Government policy on the immigration of Ethiopian Jews in recent years has been littered with abandoned commitments.
In 2013, the Jewish Agency declared the end of Ethiopian aliyah, prompting protests from Ethiopian lawmakers and community members in Israel.
In November 2015, the government made a decision to airlift “the last of the community” waiting in Addis Ababa and Gondar to Israel within five years.
Since that decision, however, only 2,257 Ethiopians have been brought in, on dribbles and monotonous, according to figures from the Jewish Agency.
Severe malnutrition is rampant in the community, and while COVID-19 cases have not yet been reported among them, the disease is spreading in Ethiopia, with more than 80,000 cases and 1,255 deaths.
On August 19, Tamano-Shata of the Blue and White Party submitted a NIS 1.3 billion ($ 382.6 million) scheme to the Knesset Immigration Committee to bring 8,000 Ethiopians to Israel and close the camps in Gondar and Addis Ababa forever.
He announced last month that the government would airlift 2,000 Ethiopian Jews, prompting mixed reactions from activists campaigning for everyone to move to Israel.
About 9,000 of potential immigrants have been waiting 15 years or more to emigrate, local activists say. About a quarter of that number, located in the capital Addis Ababa, has been waiting for more than 20 years, they say, while the rest, in the city of Gondar, have been holding out for 15 to 20 years.
The coronavirus has hit the group economically very hard, various sources have reported to The Times of Israel. Work has dried up and food is scarce, with prices rising between 35% and 50%; Families in Israel who previously sent money to their relatives have money problems due to their own COVID-19-related problems, and philanthropic organizations have less capacity to collect donations due to the pandemic.
About 140,000 Ethiopian Jews live in Israel today, a tiny minority in a country of nearly 9 million.

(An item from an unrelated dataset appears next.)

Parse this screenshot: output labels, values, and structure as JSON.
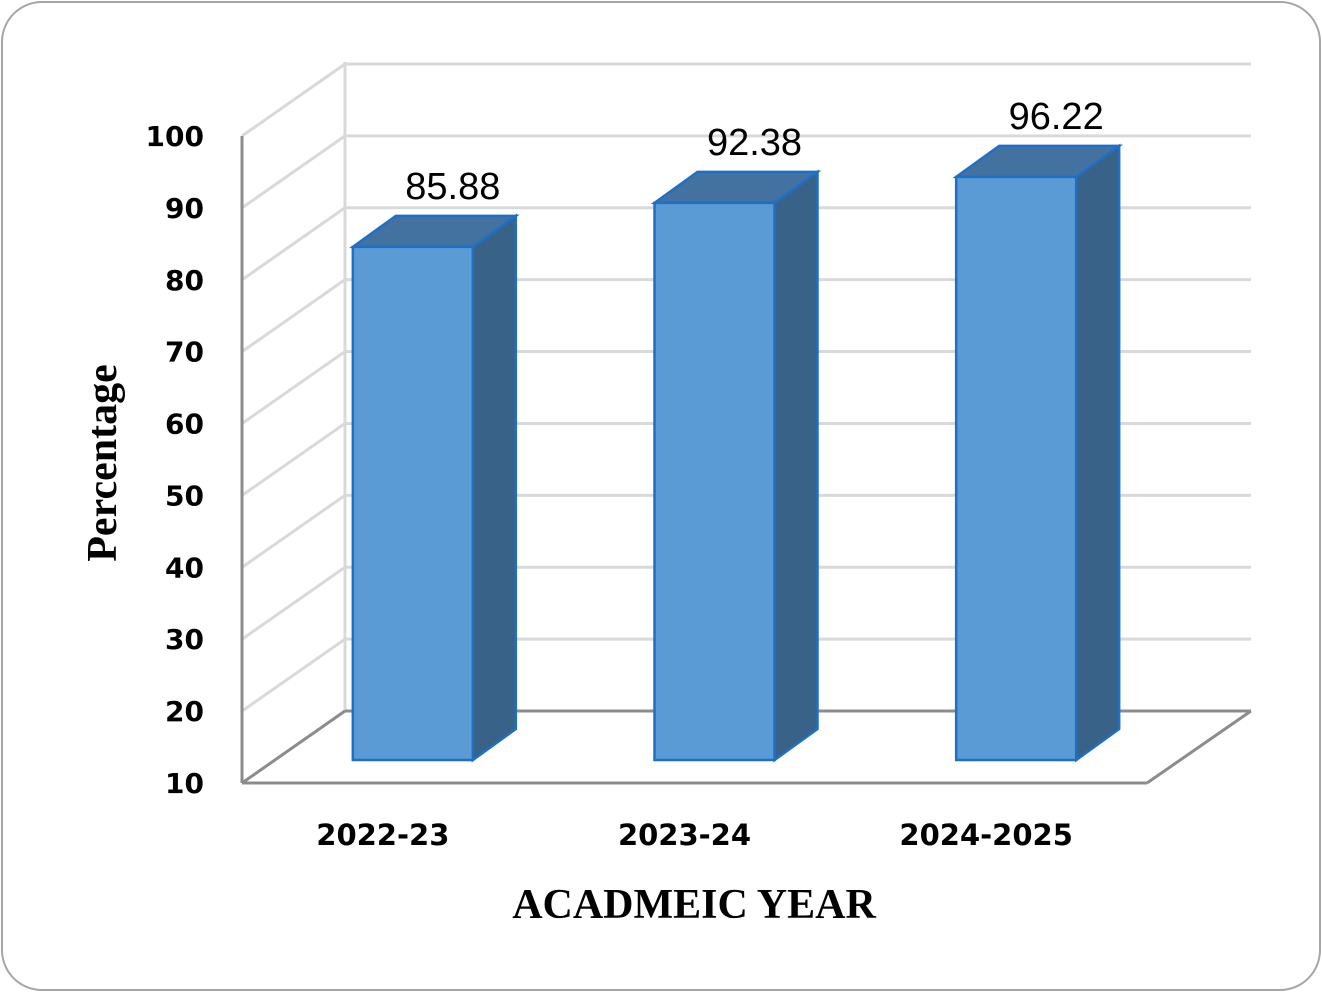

Some 22,000 were flown to Israel during Operation Moses in 1984 and Operation Solomon in 1991, mainly from the Beta Israel community.
While Ethiopian Jewish immigrants from the Beta Israel community are recognized as fully Jewish, immigrants from Ethiopia who belong to the smaller Falash Mura community must undergo an Orthodox conversion after immigrating. The Falash Mura are Ethiopian Jews whose ancestors converted to Christianity, often under duress, generations ago. Some 30,000 of them have immigrated to Israel since 1997, according to Netanyahu’s office.
Because the Interior Ministry does not consider the Falash Mura to be Jewish, they cannot immigrate under the Law of Return and therefore must obtain special permission from the government to move to Israel.